Tutoring and teaching work has started trickling in and the projects are piling up. A class at the local state school for next year is looking like a promising prospect and there is no shortage of relief work available regardless.

The problem with leaving blogging even a few days, let alone however many months it has now been, is that every gap adds to the amount that needs told and makes the posting more daunting. I’ve had plenty of excuses for not posting but ultimately I use this blog to track my work and I have not, aside from a couple of small things I will share over coming days, been working.

That has changed, the posts are coming back.

I do after all have a lot to track.

Projects currently in the works:

Valley cards galore. I am really behind the curve on these. I’ve been experimenting with ways to improve my work flow a bit over the last week. Not much to show for it yet though.

Editing and sorting travel images. We have so many…

ben-udliad-peak

Near the top of Ben Udlaidh

liathach-peak

At the peak of Liathach the lower western peak beyond

Editing and posting a couple of short vlogs from travel. Including crossing the pinicles (a section of the Liathach walk part of which is just visible in the lower left of the image above)

Creating costume armour and weapons for the children’s Christmas presents to order.

Extending garden paths to use up the last remaining brick piles, making room for food gardens and giving joy to little boys.

Constructing more raised garden beds for food production.
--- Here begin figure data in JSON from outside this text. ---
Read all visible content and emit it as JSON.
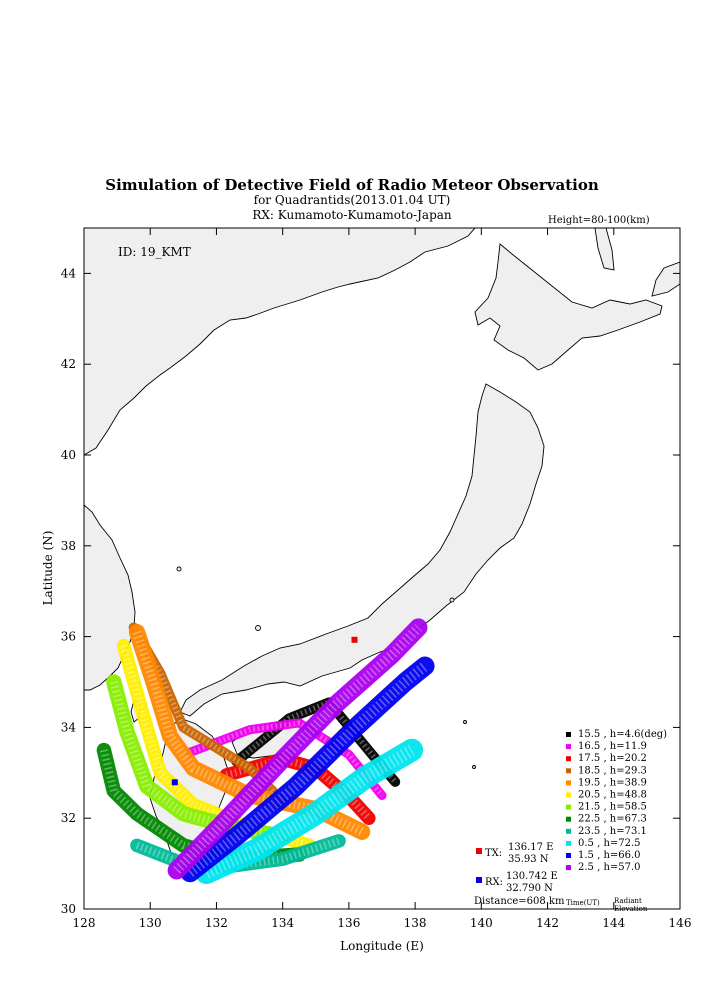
{
  "header": {
    "title": "Simulation of Detective Field of Radio Meteor Observation",
    "subtitle1": "for Quadrantids(2013.01.04 UT)",
    "subtitle2": "RX: Kumamoto-Kumamoto-Japan",
    "height_note": "Height=80-100(km)",
    "id_label": "ID: 19_KMT"
  },
  "axes": {
    "xlabel": "Longitude (E)",
    "ylabel": "Latitude (N)",
    "xlim": [
      128,
      146
    ],
    "ylim": [
      30,
      45
    ],
    "xticks": [
      "128",
      "130",
      "132",
      "134",
      "136",
      "138",
      "140",
      "142",
      "144",
      "146"
    ],
    "yticks": [
      "30",
      "32",
      "34",
      "36",
      "38",
      "40",
      "42",
      "44"
    ]
  },
  "stations": {
    "tx_label": "TX:",
    "tx_lon": "136.17 E",
    "tx_lat": "35.93 N",
    "rx_label": "RX:",
    "rx_lon": "130.742 E",
    "rx_lat": "32.790 N",
    "distance": "Distance=608 km",
    "tx_color": "#ee0000",
    "rx_color": "#0000ee"
  },
  "legend": {
    "time_caption": "Time(UT)",
    "radiant_caption_1": "Radiant",
    "radiant_caption_2": "Elevation"
  },
  "colors": {
    "land": "#efefef",
    "coast": "#000000"
  },
  "chart_data": {
    "type": "scatter",
    "title": "Simulation of Detective Field of Radio Meteor Observation",
    "xlabel": "Longitude (E)",
    "ylabel": "Latitude (N)",
    "xlim": [
      128,
      146
    ],
    "ylim": [
      30,
      45
    ],
    "grid": false,
    "legend_placement": "bottom-right",
    "points": [
      {
        "name": "TX",
        "lon": 136.17,
        "lat": 35.93,
        "color": "#ee0000"
      },
      {
        "name": "RX",
        "lon": 130.742,
        "lat": 32.79,
        "color": "#0000ee"
      }
    ],
    "series": [
      {
        "label": "15.5 , h=4.6(deg)",
        "time": 15.5,
        "elevation": 4.6,
        "color": "#000000",
        "path": [
          [
            132.6,
            33.25
          ],
          [
            134.2,
            34.2
          ],
          [
            135.4,
            34.55
          ],
          [
            136.7,
            33.4
          ],
          [
            137.4,
            32.8
          ]
        ],
        "width": 0.22
      },
      {
        "label": "16.5 , h=11.9",
        "time": 16.5,
        "elevation": 11.9,
        "color": "#ee00ee",
        "path": [
          [
            131.2,
            33.45
          ],
          [
            133.0,
            33.95
          ],
          [
            134.5,
            34.1
          ],
          [
            136.0,
            33.4
          ],
          [
            137.0,
            32.5
          ]
        ],
        "width": 0.2
      },
      {
        "label": "17.5 , h=20.2",
        "time": 17.5,
        "elevation": 20.2,
        "color": "#ee0000",
        "path": [
          [
            132.3,
            32.95
          ],
          [
            134.0,
            33.3
          ],
          [
            135.0,
            33.1
          ],
          [
            136.1,
            32.4
          ],
          [
            136.6,
            32.0
          ]
        ],
        "width": 0.3
      },
      {
        "label": "18.5 , h=29.3",
        "time": 18.5,
        "elevation": 29.3,
        "color": "#c86400",
        "path": [
          [
            129.5,
            36.2
          ],
          [
            130.3,
            35.2
          ],
          [
            131.0,
            34.0
          ],
          [
            132.0,
            33.55
          ],
          [
            133.0,
            33.1
          ],
          [
            133.7,
            32.6
          ]
        ],
        "width": 0.22
      },
      {
        "label": "19.5 , h=38.9",
        "time": 19.5,
        "elevation": 38.9,
        "color": "#ff8800",
        "path": [
          [
            129.6,
            36.1
          ],
          [
            130.1,
            35.0
          ],
          [
            130.6,
            33.8
          ],
          [
            131.3,
            33.1
          ],
          [
            133.0,
            32.5
          ],
          [
            135.0,
            32.2
          ],
          [
            136.4,
            31.7
          ]
        ],
        "width": 0.36
      },
      {
        "label": "20.5 , h=48.8",
        "time": 20.5,
        "elevation": 48.8,
        "color": "#ffee00",
        "path": [
          [
            129.2,
            35.8
          ],
          [
            129.7,
            34.5
          ],
          [
            130.3,
            33.0
          ],
          [
            131.3,
            32.3
          ],
          [
            133.0,
            31.8
          ],
          [
            134.8,
            31.4
          ]
        ],
        "width": 0.3
      },
      {
        "label": "21.5 , h=58.5",
        "time": 21.5,
        "elevation": 58.5,
        "color": "#88ee00",
        "path": [
          [
            128.9,
            35.0
          ],
          [
            129.3,
            33.9
          ],
          [
            129.9,
            32.7
          ],
          [
            131.0,
            32.1
          ],
          [
            132.5,
            31.8
          ],
          [
            134.0,
            31.6
          ]
        ],
        "width": 0.34
      },
      {
        "label": "22.5 , h=67.3",
        "time": 22.5,
        "elevation": 67.3,
        "color": "#008800",
        "path": [
          [
            128.6,
            33.5
          ],
          [
            128.9,
            32.6
          ],
          [
            129.6,
            32.1
          ],
          [
            131.0,
            31.4
          ],
          [
            132.5,
            31.1
          ],
          [
            134.5,
            31.2
          ]
        ],
        "width": 0.32
      },
      {
        "label": "23.5 , h=73.1",
        "time": 23.5,
        "elevation": 73.1,
        "color": "#00bb99",
        "path": [
          [
            129.6,
            31.4
          ],
          [
            131.0,
            31.0
          ],
          [
            132.5,
            30.95
          ],
          [
            134.0,
            31.1
          ],
          [
            135.7,
            31.5
          ]
        ],
        "width": 0.3
      },
      {
        "label": "0.5 , h=72.5",
        "time": 0.5,
        "elevation": 72.5,
        "color": "#00e5ee",
        "path": [
          [
            131.7,
            30.8
          ],
          [
            133.2,
            31.3
          ],
          [
            135.0,
            32.1
          ],
          [
            136.5,
            32.9
          ],
          [
            137.9,
            33.5
          ]
        ],
        "width": 0.5
      },
      {
        "label": "1.5 , h=66.0",
        "time": 1.5,
        "elevation": 66.0,
        "color": "#0000ee",
        "path": [
          [
            131.2,
            30.8
          ],
          [
            132.6,
            31.6
          ],
          [
            134.4,
            32.7
          ],
          [
            136.2,
            34.0
          ],
          [
            137.7,
            35.0
          ],
          [
            138.3,
            35.35
          ]
        ],
        "width": 0.42
      },
      {
        "label": "2.5 , h=57.0",
        "time": 2.5,
        "elevation": 57.0,
        "color": "#aa00ee",
        "path": [
          [
            130.8,
            30.85
          ],
          [
            132.2,
            31.9
          ],
          [
            134.0,
            33.3
          ],
          [
            135.6,
            34.5
          ],
          [
            137.3,
            35.6
          ],
          [
            138.1,
            36.2
          ]
        ],
        "width": 0.4
      }
    ]
  }
}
The Cobar tax on fresh food bites hard.

Getting the hens and tractor back from the farm. Surprisingly three of the four survived the winter. I had half expected a fox or snake to have taken them all.

T-shirt print image ideas x3.

Children’s books x3.

Polishing a giant fresnel lens.

Fencing the front yard. For child safety and so the hens will be able to free range more.
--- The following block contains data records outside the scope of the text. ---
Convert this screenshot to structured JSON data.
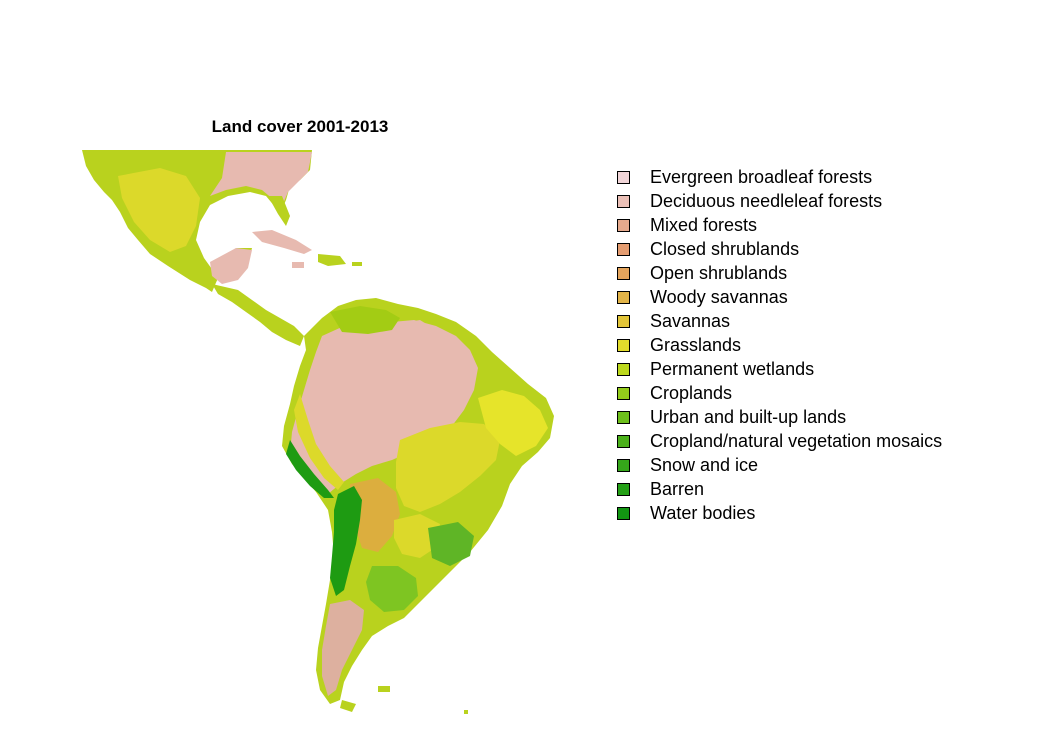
{
  "map": {
    "title": "Land cover 2001-2013",
    "colors": {
      "rainforest": "#e7bab0",
      "forest_dark": "#ddb09f",
      "grass": "#b9d21e",
      "grass_bright": "#a3cc14",
      "savanna": "#dcd92a",
      "yellow": "#e6e42a",
      "wood_orange": "#dcae3e",
      "crop_green": "#7ec522",
      "mosaic_green": "#5fb526",
      "chile_green": "#1e9b12"
    },
    "legend": [
      {
        "label": "Evergreen broadleaf forests",
        "color": "#f1d5d8"
      },
      {
        "label": "Deciduous needleleaf forests",
        "color": "#ebc0b7"
      },
      {
        "label": "Mixed forests",
        "color": "#e6aa8d"
      },
      {
        "label": "Closed shrublands",
        "color": "#e49c70"
      },
      {
        "label": "Open shrublands",
        "color": "#e5a55d"
      },
      {
        "label": "Woody savannas",
        "color": "#e2b448"
      },
      {
        "label": "Savannas",
        "color": "#e2c538"
      },
      {
        "label": "Grasslands",
        "color": "#e2dc2c"
      },
      {
        "label": "Permanent wetlands",
        "color": "#bcd81d"
      },
      {
        "label": "Croplands",
        "color": "#94cd1b"
      },
      {
        "label": "Urban and built-up lands",
        "color": "#6dbf1b"
      },
      {
        "label": "Cropland/natural vegetation mosaics",
        "color": "#4bb11a"
      },
      {
        "label": "Snow and ice",
        "color": "#35a61a"
      },
      {
        "label": "Barren",
        "color": "#24a016"
      },
      {
        "label": "Water bodies",
        "color": "#129612"
      }
    ]
  }
}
Re-creating my classroom charts and displays. I gave away most to peers in Brisbane and I may yet have a class of my own next year. Timelines, wordwall headings, behaviour charts all need recreated.

Trying to find a way to see some of the Great Barrier Reef over the Christmas break as it is N’s birthday wish.
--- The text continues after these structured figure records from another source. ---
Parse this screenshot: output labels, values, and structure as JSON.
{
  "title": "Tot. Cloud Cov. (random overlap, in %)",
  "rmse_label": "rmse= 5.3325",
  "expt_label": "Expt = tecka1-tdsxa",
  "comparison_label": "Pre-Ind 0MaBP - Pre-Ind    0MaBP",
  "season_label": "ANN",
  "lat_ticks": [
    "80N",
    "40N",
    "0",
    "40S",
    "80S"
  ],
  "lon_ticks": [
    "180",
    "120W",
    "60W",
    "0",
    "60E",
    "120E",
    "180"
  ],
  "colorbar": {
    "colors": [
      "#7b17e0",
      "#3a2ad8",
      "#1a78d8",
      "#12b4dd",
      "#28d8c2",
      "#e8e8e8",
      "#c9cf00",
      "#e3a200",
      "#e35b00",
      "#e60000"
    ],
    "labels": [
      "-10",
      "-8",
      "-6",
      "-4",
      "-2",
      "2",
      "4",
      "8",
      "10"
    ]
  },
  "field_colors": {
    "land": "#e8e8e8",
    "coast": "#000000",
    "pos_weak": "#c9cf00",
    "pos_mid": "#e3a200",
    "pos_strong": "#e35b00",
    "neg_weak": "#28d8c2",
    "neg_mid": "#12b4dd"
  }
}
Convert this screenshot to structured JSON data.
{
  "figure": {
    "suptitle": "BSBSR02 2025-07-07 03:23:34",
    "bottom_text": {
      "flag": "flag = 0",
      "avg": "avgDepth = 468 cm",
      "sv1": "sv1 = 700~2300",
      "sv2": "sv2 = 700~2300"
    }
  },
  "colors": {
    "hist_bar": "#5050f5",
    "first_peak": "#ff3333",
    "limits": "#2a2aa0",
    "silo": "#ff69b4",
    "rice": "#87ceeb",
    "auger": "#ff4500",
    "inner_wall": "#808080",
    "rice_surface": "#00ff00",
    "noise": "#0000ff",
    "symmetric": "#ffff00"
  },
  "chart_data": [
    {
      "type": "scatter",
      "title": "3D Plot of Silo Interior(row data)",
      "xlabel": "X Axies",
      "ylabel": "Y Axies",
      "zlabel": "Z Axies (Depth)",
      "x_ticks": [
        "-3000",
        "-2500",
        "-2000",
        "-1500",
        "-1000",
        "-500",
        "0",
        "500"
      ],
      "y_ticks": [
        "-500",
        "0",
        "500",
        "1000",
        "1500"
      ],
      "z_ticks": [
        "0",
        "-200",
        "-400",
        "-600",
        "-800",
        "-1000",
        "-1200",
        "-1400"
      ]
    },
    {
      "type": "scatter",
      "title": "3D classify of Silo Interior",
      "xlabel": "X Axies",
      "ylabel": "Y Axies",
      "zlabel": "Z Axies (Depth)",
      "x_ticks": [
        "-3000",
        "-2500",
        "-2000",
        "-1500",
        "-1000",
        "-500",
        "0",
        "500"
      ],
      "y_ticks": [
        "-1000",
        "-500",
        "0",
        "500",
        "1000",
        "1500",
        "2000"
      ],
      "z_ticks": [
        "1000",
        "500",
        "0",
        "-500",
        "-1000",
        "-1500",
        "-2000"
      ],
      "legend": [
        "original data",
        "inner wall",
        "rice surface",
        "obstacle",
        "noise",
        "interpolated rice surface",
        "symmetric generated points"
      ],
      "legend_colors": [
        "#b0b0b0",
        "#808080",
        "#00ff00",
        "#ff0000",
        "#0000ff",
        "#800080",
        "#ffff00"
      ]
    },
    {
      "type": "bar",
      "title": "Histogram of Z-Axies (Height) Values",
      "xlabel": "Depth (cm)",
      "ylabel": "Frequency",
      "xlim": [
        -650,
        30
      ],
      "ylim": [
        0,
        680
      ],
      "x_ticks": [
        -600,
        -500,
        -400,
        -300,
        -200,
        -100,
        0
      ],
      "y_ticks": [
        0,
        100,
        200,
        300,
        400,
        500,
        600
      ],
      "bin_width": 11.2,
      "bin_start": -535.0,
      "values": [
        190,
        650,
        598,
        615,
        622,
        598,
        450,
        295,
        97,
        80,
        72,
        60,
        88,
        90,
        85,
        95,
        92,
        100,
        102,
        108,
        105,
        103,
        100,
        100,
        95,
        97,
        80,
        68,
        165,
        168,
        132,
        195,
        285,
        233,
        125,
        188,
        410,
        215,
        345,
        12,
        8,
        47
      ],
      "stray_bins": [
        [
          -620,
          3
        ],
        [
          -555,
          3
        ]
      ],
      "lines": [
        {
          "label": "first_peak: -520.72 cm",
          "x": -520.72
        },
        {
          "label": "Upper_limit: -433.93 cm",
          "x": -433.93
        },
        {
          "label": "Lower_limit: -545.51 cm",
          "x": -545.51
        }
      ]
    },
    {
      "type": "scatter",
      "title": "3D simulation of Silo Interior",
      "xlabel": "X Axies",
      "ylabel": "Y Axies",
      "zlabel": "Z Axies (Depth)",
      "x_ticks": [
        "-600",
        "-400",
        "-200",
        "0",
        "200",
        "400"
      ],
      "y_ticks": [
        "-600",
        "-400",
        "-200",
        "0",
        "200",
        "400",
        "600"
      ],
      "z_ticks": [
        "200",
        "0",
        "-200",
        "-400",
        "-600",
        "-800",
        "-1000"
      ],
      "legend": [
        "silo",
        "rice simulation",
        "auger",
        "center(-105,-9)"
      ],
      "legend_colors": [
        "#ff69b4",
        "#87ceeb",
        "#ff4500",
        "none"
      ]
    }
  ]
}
Deciding how and where we will live post 2017. There are many possible options right now.

Getting fitter again.

Habitualising blogging again. See you tomorrow. 😛

 

 

 

 

 

 

 

 

 

 

 

 

Scotland

It’s been six long calendar days since the last post. This being the first day where humanity feels restored it is time to recap.

The night before we flew out of Sydney F fell ill with a head cold. The whole family became affected as travel wore on. Thanks to paracetamol, antihistamine, saline sprays and for the grown-ups pseudoephedrine the flights were trying but uneventful. The constant attention required by travelling with children is very exhausting. Sick children doubly so.

Our flights started with an overnight jaunt on Qantas Sydney to Tokyo. Which is a lovely airport as such things go, clean and civilised with small children’s play equipment.



From Tokyo we flew north with BA cutting quite close to the pole across Russia and south along the Norwegian coast to Heathrow. Unfortunately thick clover obscured the ground for most of this twelve hour leg.

somewhereovernorway

Heathrow 5 is not such a friendly airport, cramped, expensive and uncomfortable, fortunately our stay was short lived. Sticking with BA we flew north arriving in Glasgow to the welcome greetings of our hosts who we have since to our horror infected as well.

bedroom-window

Headcold, jetlag and adjusting children to life where it doesn’t get dark until after 10PM have eaten up the last few days. We have been soaking up the breathtaking scenery and learning the ropes of managing the property. Calling ourselves settled in from today. I’ve not accomplished anything creatively in weeks apart from the few instructional sketches created in the last day or two. I am keen to get painting again.

 


We have had plenty of clear skies too and we are surrounded by sublime mountains. I just haven’t downloaded those pictures yet.

An interesting thing happened yesterday. A great green box full of Lego arrived from some kind stranger in Luxembourg care of the Redditgifts Lego Exchange. I’m feeling a bit miserly about sending only two small kits to a stranger in Italy, though in fairness the postage cost more than the Lego.